TTIP-Gegner reichen Klage ein am Europäischen Gerichtshof

Greenpeace Luxemburg und "STOP-TTIP" lassen sich nicht den Mund verbieten!

Communiqués de presse - novembre 10, 2014

TTIP Gegner überreichen Klage in Luxemburg


Heute hat das Bündnis „Stop TTIP“ aus über 290 europäischen Bürgerorganisationen Klage vor dem Europäischen Gerichtshof (EuGH) in Luxemburg eingereicht. Gegenstand ist die Nicht-Zulassung der Europäischen Bürgerinitiative (EBI) Stop TTIP gegen die Handelsabkommen mit den USA und Kanada, TTIP und CETA. Die Bürgerinitiative fordert die EU-Kommission auf, das Verhandlungsmandat für TTIP aufzuheben und CETA nicht abzuschließen. (siehe http://www.greenpeace.de/themen/umwelt-wirtschaft/volkes-stimme-unerwuenscht)

Um der Forderung Nachdruck zu verleihen, haben heute zudem rund einhundert Menschen vor dem Europäischen Gerichtshof in Luxemburg demonstriert. Mit dabei: Das komplette Büro und zahlreiche Mitglieder von Greenpeace Luxemburg. Zu dem Protest hatte „Stop TTIP“ zusätzlich aufgerufen.

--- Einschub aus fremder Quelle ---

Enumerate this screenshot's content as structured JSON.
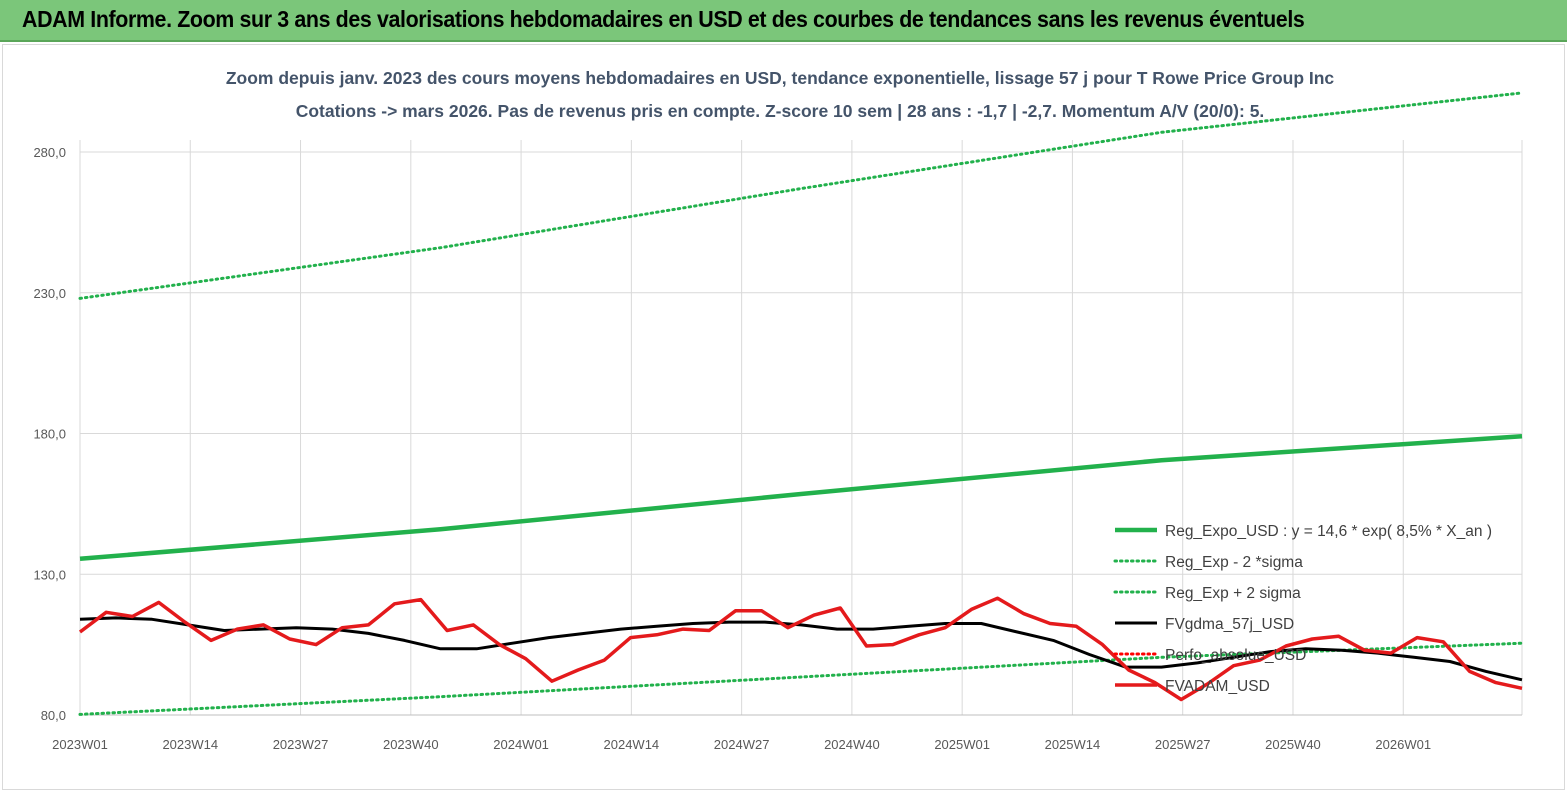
{
  "banner": {
    "title": "ADAM Informe. Zoom sur 3 ans des valorisations hebdomadaires en USD et des courbes de tendances sans les revenus éventuels"
  },
  "chart_data": {
    "type": "line",
    "title": "Zoom depuis janv. 2023 des cours moyens hebdomadaires en USD, tendance exponentielle, lissage 57 j pour T Rowe Price Group Inc",
    "subtitle": "Cotations -> mars 2026. Pas de revenus pris en compte. Z-score 10 sem | 28 ans : -1,7 | -2,7. Momentum A/V (20/0): 5.",
    "xlabel": "",
    "ylabel": "",
    "ylim": [
      80,
      290
    ],
    "yticks": [
      80,
      130,
      180,
      230,
      280
    ],
    "ytick_labels": [
      "80,0",
      "130,0",
      "180,0",
      "230,0",
      "280,0"
    ],
    "x_tick_labels": [
      "2023W01",
      "2023W14",
      "2023W27",
      "2023W40",
      "2024W01",
      "2024W14",
      "2024W27",
      "2024W40",
      "2025W01",
      "2025W14",
      "2025W27",
      "2025W40",
      "2026W01"
    ],
    "x_week_count": 170,
    "grid": true,
    "legend_position": "right-bottom",
    "series": [
      {
        "name": "Reg_Expo_USD : y = 14,6 * exp( 8,5% *  X_an )",
        "color": "#22b14c",
        "style": "solid-thick",
        "values": [
          135.5,
          146.0,
          158.5,
          170.5,
          179.0
        ]
      },
      {
        "name": "Reg_Exp - 2 *sigma",
        "color": "#22b14c",
        "style": "dotted",
        "values": [
          80.2,
          86.5,
          93.5,
          100.5,
          105.5
        ]
      },
      {
        "name": "Reg_Exp + 2 sigma",
        "color": "#22b14c",
        "style": "dotted",
        "values": [
          228.0,
          246.0,
          267.0,
          287.0,
          301.0
        ]
      },
      {
        "name": "FVgdma_57j_USD",
        "color": "#000000",
        "style": "solid",
        "values": [
          114.0,
          114.5,
          114.0,
          112.0,
          110.0,
          110.5,
          111.0,
          110.5,
          109.0,
          106.5,
          103.5,
          103.5,
          105.5,
          107.5,
          109.0,
          110.5,
          111.5,
          112.5,
          113.0,
          113.0,
          112.0,
          110.5,
          110.5,
          111.5,
          112.5,
          112.5,
          109.5,
          106.5,
          101.5,
          97.0,
          97.0,
          98.5,
          100.5,
          102.5,
          103.5,
          103.0,
          102.0,
          100.5,
          99.0,
          95.5,
          92.5
        ]
      },
      {
        "name": "Perfo_absolue_USD",
        "color": "#ff0000",
        "style": "dotted",
        "values": []
      },
      {
        "name": "FVADAM_USD",
        "color": "#e41a1c",
        "style": "solid-thick",
        "values": [
          109.5,
          116.5,
          115.0,
          120.0,
          113.0,
          106.5,
          110.5,
          112.0,
          107.0,
          105.0,
          111.0,
          112.0,
          119.5,
          121.0,
          110.0,
          112.0,
          105.0,
          100.0,
          92.0,
          96.0,
          99.5,
          107.5,
          108.5,
          110.5,
          110.0,
          117.0,
          117.0,
          111.0,
          115.5,
          118.0,
          104.5,
          105.0,
          108.5,
          111.0,
          117.5,
          121.5,
          116.0,
          112.5,
          111.5,
          105.0,
          96.0,
          91.5,
          85.5,
          91.0,
          97.5,
          99.5,
          104.5,
          107.0,
          108.0,
          103.0,
          102.0,
          107.5,
          106.0,
          95.5,
          91.5,
          89.5
        ]
      }
    ]
  }
}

Aus Sicht des Bündnisses ist die Entscheidung der EU Kommission, die Bürgerinitiative abzulehnen, fragwürdig begründet und offenbar politisch motiviert. Deshalb verliert das Bündnis keine Zeit und versucht, auf zwei Wegen die Bürgerinitiative umzusetzen: einerseits wird der zeitaufwendige Rechtsweg beschritten, andererseits wird die Europäische Bürgerinitiative (EBI) auch ohne den Segen der EU Kommission selbstorganisiert durchgeführt.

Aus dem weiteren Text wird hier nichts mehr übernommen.